Karar, davalılar vekili tarafından süresinde temyiz edilmiş olmakla, Tetkik Hâkimi ...’ın raporu okundu, düşüncesi alındı. Dosya incelendi, gereği görüşülüp düşünüldü.
-KARAR-
Dava, muris muvazaası hukuksal nedenine dayalı tapu iptali ve tescil ve feragatin iptali isteklerine ilişkindir.
Dosya içeriğine, toplanan delillere, hükmün dayandığı yasal ve hukuksal gerekçeye ve özellikle delillerin takdirinde bir isabetsizlik bulunmamasına göre, yazılı şekilde davanın kabulüne karar verilmesinde kural olarak bir isabetsizlik yoktur. Davalılar vekilinin işin esasına yönelik yerinde bulunmayan temyiz itirazlarının Reddine.
Ancak, bilindiği üzere 6100 sayılı HMK 297/2. maddesinde “Hükmün sonuç kısmında, gerekçeye ait herhangi bir söz tekrar edilmeksizin, taleplerden her biri hakkında verilen hükümle, taraflara yüklenen borç ve tanınan hakların, sıra numarası altında; açık, şüphe ve tereddüt uyandırmayacak şekilde gösterilmesi gereklidir” düzenlemesine yer verilmiştir.

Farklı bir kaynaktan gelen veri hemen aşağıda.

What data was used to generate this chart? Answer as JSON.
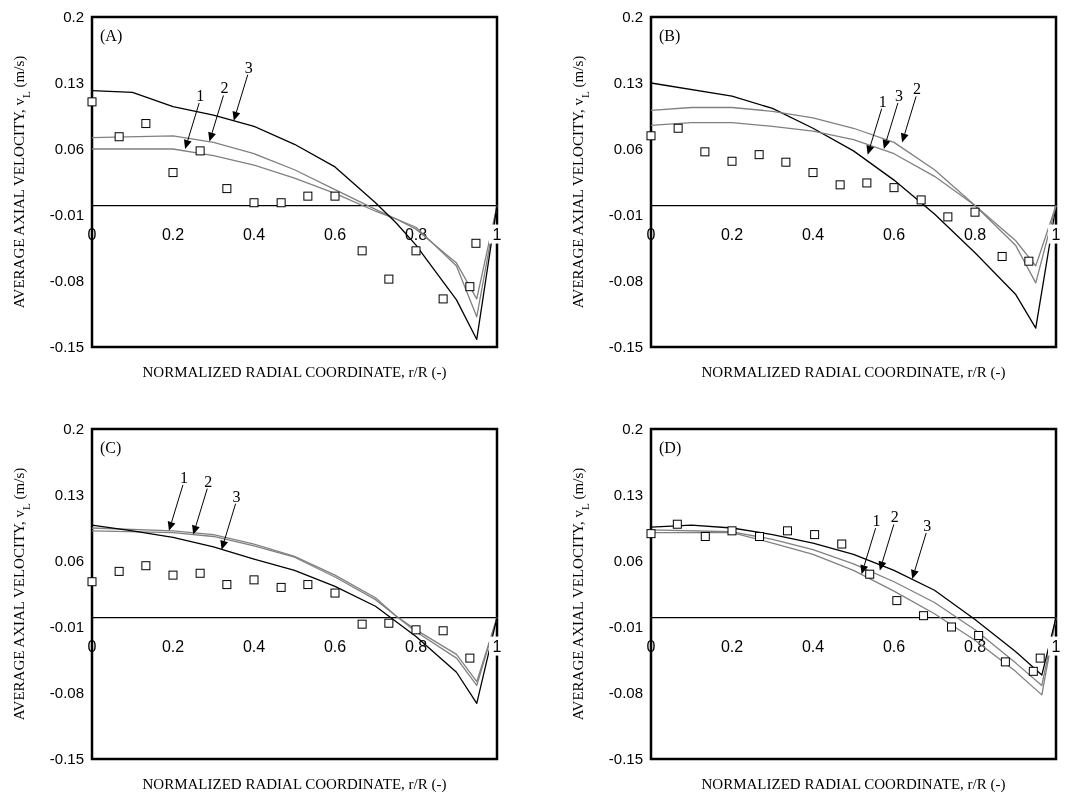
{
  "chart_data": [
    {
      "type": "line",
      "xlabel": "NORMALIZED RADIAL COORDINATE, r/R (-)",
      "ylabel": "AVERAGE AXIAL VELOCITY, v$_{L}$ (m/s)",
      "xlim": [
        0,
        1
      ],
      "xticks": [
        0,
        0.2,
        0.4,
        0.6,
        0.8,
        1
      ],
      "ylim": [
        -0.15,
        0.2
      ],
      "yticks": [
        -0.15,
        -0.08,
        -0.01,
        0.06,
        0.13,
        0.2
      ],
      "annotations": [
        "(A)",
        {
          "text": "1",
          "x": 0.23,
          "y": 0.06
        },
        {
          "text": "2",
          "x": 0.29,
          "y": 0.068
        },
        {
          "text": "3",
          "x": 0.35,
          "y": 0.09
        }
      ],
      "series": [
        {
          "type": "scatter",
          "marker": "square",
          "color": "#000000",
          "x": [
            0,
            0.067,
            0.133,
            0.2,
            0.267,
            0.333,
            0.4,
            0.467,
            0.533,
            0.6,
            0.667,
            0.733,
            0.8,
            0.867,
            0.933,
            0.948
          ],
          "values": [
            0.11,
            0.073,
            0.087,
            0.035,
            0.058,
            0.018,
            0.003,
            0.003,
            0.01,
            0.01,
            -0.048,
            -0.078,
            -0.048,
            -0.099,
            -0.086,
            -0.04
          ]
        },
        {
          "type": "line",
          "marker": "none",
          "line_style": "solid",
          "color": "#808080",
          "x": [
            0,
            0.2,
            0.3,
            0.4,
            0.5,
            0.6,
            0.7,
            0.75,
            0.8,
            0.9,
            0.95,
            1
          ],
          "values": [
            0.06,
            0.06,
            0.053,
            0.043,
            0.029,
            0.013,
            -0.006,
            -0.014,
            -0.023,
            -0.064,
            -0.118,
            0
          ]
        },
        {
          "type": "line",
          "marker": "none",
          "line_style": "solid",
          "color": "#808080",
          "x": [
            0,
            0.2,
            0.3,
            0.4,
            0.5,
            0.6,
            0.7,
            0.75,
            0.8,
            0.9,
            0.95,
            1
          ],
          "values": [
            0.072,
            0.074,
            0.067,
            0.055,
            0.038,
            0.017,
            -0.004,
            -0.014,
            -0.025,
            -0.061,
            -0.099,
            0
          ]
        },
        {
          "type": "line",
          "marker": "none",
          "line_style": "solid",
          "color": "#000000",
          "x": [
            0,
            0.1,
            0.2,
            0.3,
            0.4,
            0.5,
            0.6,
            0.7,
            0.75,
            0.8,
            0.9,
            0.95,
            1
          ],
          "values": [
            0.122,
            0.12,
            0.105,
            0.096,
            0.084,
            0.065,
            0.041,
            0.003,
            -0.018,
            -0.042,
            -0.1,
            -0.142,
            0
          ]
        }
      ]
    },
    {
      "type": "line",
      "xlabel": "NORMALIZED RADIAL COORDINATE, r/R (-)",
      "ylabel": "AVERAGE AXIAL VELOCITY, v$_{L}$ (m/s)",
      "xlim": [
        0,
        1
      ],
      "xticks": [
        0,
        0.2,
        0.4,
        0.6,
        0.8,
        1
      ],
      "ylim": [
        -0.15,
        0.2
      ],
      "yticks": [
        -0.15,
        -0.08,
        -0.01,
        0.06,
        0.13,
        0.2
      ],
      "annotations": [
        "(B)",
        {
          "text": "1",
          "x": 0.535,
          "y": 0.054
        },
        {
          "text": "3",
          "x": 0.575,
          "y": 0.06
        },
        {
          "text": "2",
          "x": 0.62,
          "y": 0.067
        }
      ],
      "series": [
        {
          "type": "scatter",
          "marker": "square",
          "color": "#000000",
          "x": [
            0,
            0.067,
            0.133,
            0.2,
            0.267,
            0.333,
            0.4,
            0.467,
            0.533,
            0.6,
            0.667,
            0.733,
            0.8,
            0.867,
            0.933
          ],
          "values": [
            0.074,
            0.082,
            0.057,
            0.047,
            0.054,
            0.046,
            0.035,
            0.022,
            0.024,
            0.019,
            0.006,
            -0.012,
            -0.007,
            -0.054,
            -0.059
          ]
        },
        {
          "type": "line",
          "marker": "none",
          "line_style": "solid",
          "color": "#000000",
          "x": [
            0,
            0.2,
            0.3,
            0.4,
            0.5,
            0.6,
            0.7,
            0.8,
            0.9,
            0.95,
            1
          ],
          "values": [
            0.13,
            0.116,
            0.103,
            0.082,
            0.058,
            0.027,
            -0.009,
            -0.05,
            -0.094,
            -0.13,
            0
          ]
        },
        {
          "type": "line",
          "marker": "none",
          "line_style": "solid",
          "color": "#808080",
          "x": [
            0,
            0.1,
            0.2,
            0.3,
            0.4,
            0.5,
            0.6,
            0.7,
            0.8,
            0.9,
            0.95,
            1
          ],
          "values": [
            0.101,
            0.104,
            0.104,
            0.1,
            0.093,
            0.082,
            0.067,
            0.038,
            0.0,
            -0.037,
            -0.064,
            0
          ]
        },
        {
          "type": "line",
          "marker": "none",
          "line_style": "solid",
          "color": "#808080",
          "x": [
            0,
            0.1,
            0.2,
            0.3,
            0.4,
            0.5,
            0.6,
            0.7,
            0.8,
            0.9,
            0.95,
            1
          ],
          "values": [
            0.085,
            0.088,
            0.088,
            0.084,
            0.079,
            0.07,
            0.055,
            0.031,
            0,
            -0.042,
            -0.082,
            0
          ]
        }
      ]
    },
    {
      "type": "line",
      "xlabel": "NORMALIZED RADIAL COORDINATE, r/R (-)",
      "ylabel": "AVERAGE AXIAL VELOCITY, v$_{L}$ (m/s)",
      "xlim": [
        0,
        1
      ],
      "xticks": [
        0,
        0.2,
        0.4,
        0.6,
        0.8,
        1
      ],
      "ylim": [
        -0.15,
        0.2
      ],
      "yticks": [
        -0.15,
        -0.08,
        -0.01,
        0.06,
        0.13,
        0.2
      ],
      "annotations": [
        "(C)",
        {
          "text": "1",
          "x": 0.19,
          "y": 0.092
        },
        {
          "text": "2",
          "x": 0.25,
          "y": 0.088
        },
        {
          "text": "3",
          "x": 0.32,
          "y": 0.072
        }
      ],
      "series": [
        {
          "type": "scatter",
          "marker": "square",
          "color": "#000000",
          "x": [
            0,
            0.067,
            0.133,
            0.2,
            0.267,
            0.333,
            0.4,
            0.467,
            0.533,
            0.6,
            0.667,
            0.733,
            0.8,
            0.867,
            0.933
          ],
          "values": [
            0.038,
            0.049,
            0.055,
            0.045,
            0.047,
            0.035,
            0.04,
            0.032,
            0.035,
            0.026,
            -0.007,
            -0.006,
            -0.013,
            -0.014,
            -0.043
          ]
        },
        {
          "type": "line",
          "marker": "none",
          "line_style": "solid",
          "color": "#808080",
          "x": [
            0,
            0.2,
            0.3,
            0.4,
            0.5,
            0.6,
            0.7,
            0.75,
            0.8,
            0.9,
            0.95,
            1
          ],
          "values": [
            0.095,
            0.092,
            0.088,
            0.078,
            0.065,
            0.045,
            0.021,
            0.002,
            -0.013,
            -0.039,
            -0.068,
            0
          ]
        },
        {
          "type": "line",
          "marker": "none",
          "line_style": "solid",
          "color": "#808080",
          "x": [
            0,
            0.2,
            0.3,
            0.4,
            0.5,
            0.6,
            0.7,
            0.8,
            0.9,
            0.95,
            1
          ],
          "values": [
            0.092,
            0.09,
            0.086,
            0.076,
            0.064,
            0.043,
            0.019,
            -0.015,
            -0.043,
            -0.072,
            0
          ]
        },
        {
          "type": "line",
          "marker": "none",
          "line_style": "solid",
          "color": "#000000",
          "x": [
            0,
            0.1,
            0.2,
            0.3,
            0.4,
            0.5,
            0.6,
            0.7,
            0.8,
            0.9,
            0.95,
            1
          ],
          "values": [
            0.098,
            0.092,
            0.085,
            0.075,
            0.062,
            0.05,
            0.033,
            0.012,
            -0.02,
            -0.058,
            -0.091,
            0
          ]
        }
      ]
    },
    {
      "type": "line",
      "xlabel": "NORMALIZED RADIAL COORDINATE, r/R (-)",
      "ylabel": "AVERAGE AXIAL VELOCITY, v$_{L}$ (m/s)",
      "xlim": [
        0,
        1
      ],
      "xticks": [
        0,
        0.2,
        0.4,
        0.6,
        0.8,
        1
      ],
      "ylim": [
        -0.15,
        0.2
      ],
      "yticks": [
        -0.15,
        -0.08,
        -0.01,
        0.06,
        0.13,
        0.2
      ],
      "annotations": [
        "(D)",
        {
          "text": "1",
          "x": 0.52,
          "y": 0.046
        },
        {
          "text": "2",
          "x": 0.565,
          "y": 0.05
        },
        {
          "text": "3",
          "x": 0.645,
          "y": 0.041
        }
      ],
      "series": [
        {
          "type": "scatter",
          "marker": "square",
          "color": "#000000",
          "x": [
            0,
            0.065,
            0.134,
            0.2,
            0.268,
            0.337,
            0.404,
            0.471,
            0.54,
            0.607,
            0.673,
            0.742,
            0.809,
            0.875,
            0.944,
            0.961
          ],
          "values": [
            0.089,
            0.099,
            0.086,
            0.092,
            0.086,
            0.092,
            0.088,
            0.078,
            0.046,
            0.018,
            0.002,
            -0.01,
            -0.019,
            -0.047,
            -0.057,
            -0.043
          ]
        },
        {
          "type": "line",
          "marker": "none",
          "line_style": "solid",
          "color": "#808080",
          "x": [
            0,
            0.2,
            0.3,
            0.4,
            0.5,
            0.6,
            0.7,
            0.8,
            0.9,
            0.965,
            1
          ],
          "values": [
            0.09,
            0.09,
            0.079,
            0.067,
            0.05,
            0.028,
            0.004,
            -0.024,
            -0.057,
            -0.082,
            0
          ]
        },
        {
          "type": "line",
          "marker": "none",
          "line_style": "solid",
          "color": "#808080",
          "x": [
            0,
            0.2,
            0.3,
            0.4,
            0.5,
            0.6,
            0.7,
            0.8,
            0.9,
            0.965,
            1
          ],
          "values": [
            0.093,
            0.091,
            0.083,
            0.072,
            0.057,
            0.038,
            0.016,
            -0.013,
            -0.048,
            -0.072,
            0
          ]
        },
        {
          "type": "line",
          "marker": "none",
          "line_style": "solid",
          "color": "#000000",
          "x": [
            0,
            0.1,
            0.2,
            0.3,
            0.4,
            0.5,
            0.6,
            0.7,
            0.8,
            0.9,
            0.965,
            1
          ],
          "values": [
            0.096,
            0.098,
            0.095,
            0.088,
            0.079,
            0.067,
            0.05,
            0.029,
            -0.002,
            -0.036,
            -0.061,
            0
          ]
        }
      ]
    }
  ]
}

Kamu düzeninden olan doğru sicil oluşturma ilkesi gereğince de hakimin infazı kabil karar verme yükümlülüğü vardır.
Somut olayda, dava konusu 3 ve 13 bağımsız bölüm numaralı taşınmazlar yönünden davacının miras payı oranında iptal-tescile karar verilmesi gerekirken, infazda tereddüt oluşturacak şekilde ve gerekçede belirtilen hususlar tekrar edilerek karar verilmesi doğru değildir.
Ne var ki, değinilen hususların düzeltilmesi yeniden yargılama yapılmasını gerektirmediğinden; ilk derece mahkemesine ait hükmün 2. bendinin hüküm yerinden çıkarılarak, yerine 2.bent olarak, “Davalı ... adına kayıtlı 236 ada 12 parsel sayılı taşınmazdaki 3 nolu bağımsız bölümün tapu kaydının kök muris ...’a ait Biga Sulh Hukuk Mahkemesinin 2000/1029 Esas - 2000/1067 Karar sayılı ve davacının murisi Süreyya’ya ait Bakırköy 3. Sulh Hukuk Mahkemesinin 2005/969 Esas - 2005/652 Karar sayılı veraset ilamındaki payı oranında iptali ile iptal edilen pay oranında davacı adına tesciline, kalan kısmın davalı ... üzerinde bırakılmasına,
Davalı ... adına kayıtlı 236 ada 12 parseldeki 13 nolu bağımsız bölümün tapu kaydının kök muris ...’a ait Biga Sulh Hukuk Mahkemesinin 2000/1029 Esas - 2000/1067 Karar sayılı ve davacının murisi Süreyya’ya ait Bakırköy 3. Sulh Hukuk Mahkemesinin 2005/969 Esas - 2005/652 Karar sayılı veraset ilamındaki payı oranında iptali ile iptal edilen pay oranında davacı adına tesciline, kalan kısmın davalı ... üzerinde bırakılmasına ”cümlelerinin yazılmasına, davalıların bu yöne ilişkin temyiz itirazlarının kabulü ile 6100 sayılı HMK’nın 370/2. maddesi uyarınca hükmün bu şekliyle DÜZELTİLEREK ONANMASINA, alınan peşin harcın temyiz edene geri verilmesine, 28/04/2021 tarihinde oybirliğiyle karar verildi.